One thing I couldn’t figure out for the life of me was the business model. How was I going to fund this? All Sal? No, surely that wouldn’t work. This needs to be sustainable.
…And I thought about it for days, until one day—it hit me. I was in the shower and— like Archimedes during his eureka moment—I almost ran out to proclaim my insight to pedestrians across the street.
“VOUCHERS!!” “I’ll fund it with vouchers!”
“Vouchers? What are those?” I hear you ask.
Well—to oversimplify—vouchers work like this:
You pay property taxes
Some of those taxes go towards funding a school within your neighborhood that you’re typically required to attend
If you don’t like the school you’re assigned to, you’re given a portion of the per-student expenditure (~5k-$18k) to pay towards a private school of your choice
I did some number crunching and realized that it was entirely possible to fund a world-class facility—including room, board, healthcare, and even flights—for the price of a voucher.
It'd be super slim margins, but it would be sustainable.
That’s when I pivoted my model from a KLS school in Uganda to DLA—a school in Uganda for low income Americans—with the hope that, at scale, I could even cross subsidize local students.
I immediately called up Dawn—the leader of URochester’s dining workers’ union about this radical idea—taking inner city kids to boarding school in Uganda. She thought it was a good idea(she’d visited Tanzania before), so I left Boston and travelled back to Rochester to lay the groundwork.
UofR had two critical things:
A school of education, Warner, which I figured would be great support as I fleshed out the pilot. Warner also did some exceptional work with a public school in the Rochester City School District that was on the verge of shutting down.
People who trusted me enough to let me take their kids to Africa (I’d worked in the dining in my freshman year). The plan for the pilot was to take them to an international school in Uganda offering the IB curriculum.
This was early Feb.
In the 7 weeks or so since then, we’ve pivoted from IB back to Khan curriculum (reached out to Sal again, got a response this time around, and he actually LOVED the idea—apparently he’d thought about similar models himself, but in Mexico), and pivoted from Uganda/East Africa, now to Prospera, Honduras.
Prospera is set up well for this type of thing(the goal of a charter city is to attract businesses, after all), and getting a campus was quick and easy (shout out to Lonis and Andy!).
The concept itself has also evolved a bit from a mere boarding school in Uganda for Americans, to this grand vision where each and every zip code elects its young leader to study in one of our pristine campuses around the world.
I hope this gives you a rundown of what led me down this path (lots I left out that I’ll share another time), but thanks for reading.
My plan is to send this newsletter out every Friday with details of what I got done this week (Hi, Elon!)

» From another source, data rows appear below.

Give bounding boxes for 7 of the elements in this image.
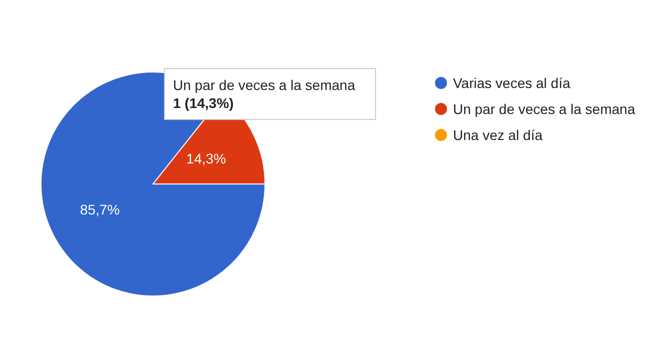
data-label: 14,3% (186, 150, 226, 166)
text: Un par de veces a la semana (173, 76, 356, 94)
legend-label: Una vez al día (453, 127, 543, 143)
data-label: 85,7% (80, 202, 120, 218)
legend-label: Varias veces al día (453, 75, 570, 91)
legend-label: Un par de veces a la semana (453, 101, 636, 117)
text: 1 (14,3%) (173, 94, 235, 112)
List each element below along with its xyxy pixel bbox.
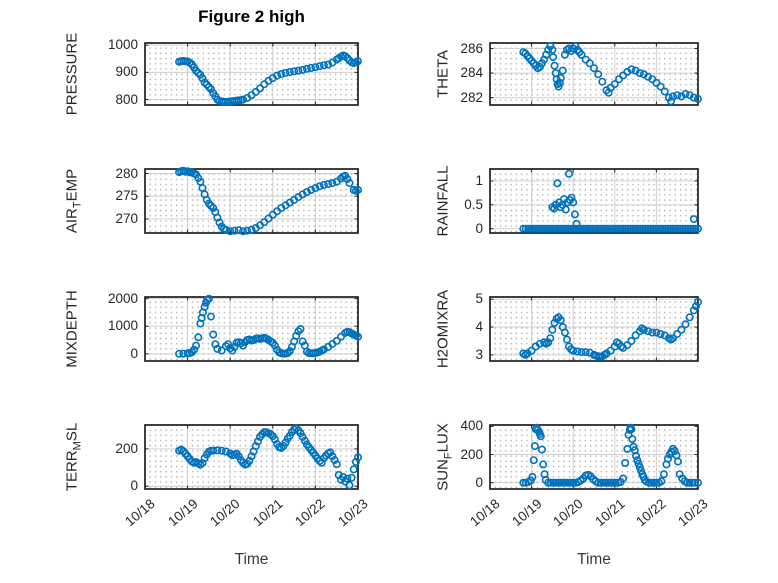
x-tick-label: 10/22	[633, 496, 670, 530]
axes-frame	[144, 296, 359, 362]
x-tick-label: 10/23	[335, 496, 371, 530]
axes-frame	[144, 168, 359, 234]
x-tick-label: 10/18	[122, 496, 158, 530]
figure-title: Figure 2 high	[198, 7, 305, 26]
y-tick-label: 0	[130, 345, 138, 361]
scatter-series-pressure	[175, 51, 363, 106]
x-tick-label: 10/20	[207, 496, 243, 530]
subplot-h2omixra	[489, 296, 703, 362]
subplot-theta	[489, 42, 703, 106]
scatter-series-h2omixra	[519, 297, 703, 361]
plot-canvas-air-temp	[144, 166, 363, 236]
y-tick-label: 1000	[107, 318, 138, 334]
axes-frame	[489, 296, 699, 362]
scatter-series-sun-flux	[519, 423, 703, 487]
ylabel-subscript: T	[71, 201, 84, 209]
x-tick-label: 10/22	[292, 496, 329, 530]
axes-frame	[489, 168, 699, 234]
x-tick-label: 10/20	[550, 496, 586, 530]
y-tick-label: 200	[115, 440, 138, 456]
scatter-series-air-temp	[175, 166, 363, 236]
ylabel-pressure: PRESSURE	[64, 33, 81, 116]
ylabel-text: SL	[63, 422, 81, 442]
y-tick-label: 3	[475, 346, 483, 362]
subplot-terr-msl	[144, 424, 363, 490]
plot-canvas-h2omixra	[489, 296, 703, 362]
subplot-mixdepth	[144, 294, 363, 362]
plot-canvas-terr-msl	[144, 424, 363, 490]
axes-frame	[489, 424, 699, 490]
subplot-air-temp	[144, 166, 363, 236]
xlabel-time-right: Time	[577, 551, 611, 568]
x-tick-label: 10/18	[467, 496, 503, 530]
ylabel-h2omixra: H2OMIXRA	[435, 290, 452, 368]
y-tick-label: 400	[460, 418, 483, 434]
plot-canvas-rainfall	[489, 168, 703, 234]
x-tick-label: 10/21	[591, 496, 628, 530]
y-tick-label: 2000	[107, 290, 138, 306]
y-tick-label: 0	[475, 220, 483, 236]
ylabel-text: RAINFALL	[434, 165, 452, 237]
ylabel-sun-flux: SUNFLUX	[434, 423, 455, 491]
ylabel-text: PRESSURE	[63, 32, 81, 116]
ylabel-text: H2OMIXRA	[434, 289, 452, 369]
y-tick-label: 1000	[107, 37, 138, 53]
xlabel-time-left: Time	[234, 551, 269, 568]
ylabel-text: MIXDEPTH	[63, 290, 81, 368]
ylabel-text: LUX	[434, 423, 452, 453]
y-tick-label: 284	[460, 65, 483, 81]
y-tick-label: 282	[460, 89, 483, 105]
y-tick-label: 0	[475, 474, 483, 490]
scatter-series-terr-msl	[175, 424, 363, 490]
ylabel-text: TERR	[63, 450, 81, 492]
axes-frame	[144, 42, 359, 106]
subplot-pressure	[144, 42, 363, 106]
x-tick-label: 10/19	[164, 496, 201, 530]
x-tick-label: 10/21	[249, 496, 286, 530]
x-tick-label: 10/19	[508, 496, 545, 530]
y-tick-label: 900	[115, 64, 138, 80]
ylabel-theta: THETA	[435, 50, 452, 98]
ylabel-air-temp: AIRTEMP	[63, 168, 84, 234]
ylabel-subscript: F	[442, 452, 455, 460]
x-tick-label: 10/23	[675, 496, 711, 530]
y-tick-label: 1	[475, 172, 483, 188]
subplot-rainfall	[489, 168, 703, 234]
axes-frame	[144, 424, 359, 490]
y-tick-label: 5	[475, 291, 483, 307]
y-tick-label: 4	[475, 319, 483, 335]
ylabel-text: AIR	[63, 208, 81, 234]
ylabel-text: SUN	[434, 459, 452, 491]
axes-frame	[489, 42, 699, 106]
subplot-sun-flux	[489, 423, 703, 490]
y-tick-label: 286	[460, 40, 483, 56]
y-tick-label: 280	[115, 165, 138, 181]
scatter-series-theta	[519, 42, 703, 106]
ylabel-mixdepth: MIXDEPTH	[64, 290, 81, 368]
ylabel-text: THETA	[434, 49, 452, 99]
y-tick-label: 270	[115, 210, 138, 226]
plot-canvas-sun-flux	[489, 423, 703, 490]
y-tick-label: 275	[115, 188, 138, 204]
y-tick-label: 200	[460, 446, 483, 462]
plot-canvas-theta	[489, 42, 703, 106]
plot-canvas-pressure	[144, 42, 363, 106]
ylabel-text: EMP	[63, 168, 81, 202]
y-tick-label: 800	[115, 91, 138, 107]
y-tick-label: 0	[130, 478, 138, 494]
ylabel-terr-msl: TERRMSL	[63, 422, 84, 492]
ylabel-rainfall: RAINFALL	[435, 166, 452, 237]
scatter-series-mixdepth	[175, 294, 363, 358]
plot-canvas-mixdepth	[144, 294, 363, 362]
ylabel-subscript: M	[71, 441, 84, 451]
scatter-series-rainfall	[519, 169, 703, 233]
y-tick-label: 0.5	[464, 196, 483, 212]
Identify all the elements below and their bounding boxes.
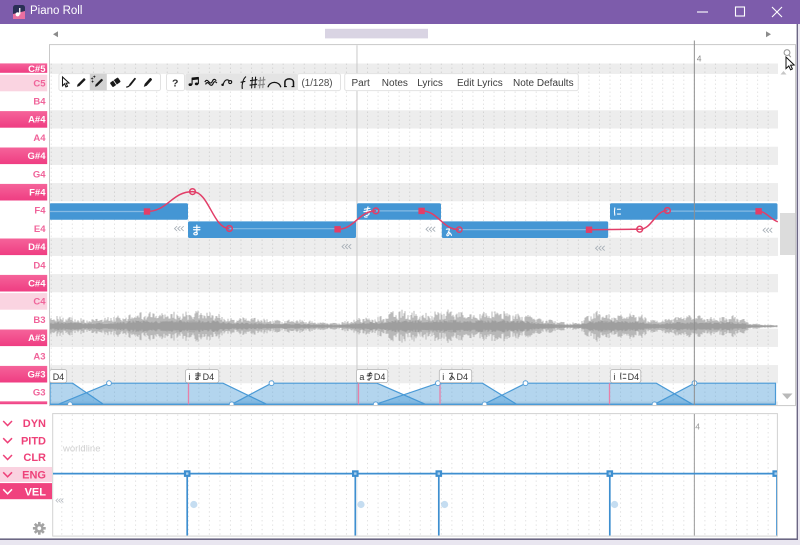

While this is tongue in cheek, it’s not far off from what you actually do at a large company. The upside, of course, is that some people think you’re really cool, and you get some AMAZING perks. Tech companies work really hard to make sure you don’t ever think about leaving.
Some of my education experiences:
a) Founding E-JAB—essentially a Common App for Ugandan universities. This was inspired by my experience applying to colleges in Uganda and having to literally travel to each campus and hand in a physical application—yet, here I was applying to several colleges in the US via a unified online portal
b) Founding Future Uganda—essentially a Ugandan version of QuestBridge.
c) Several TA positions throughout college.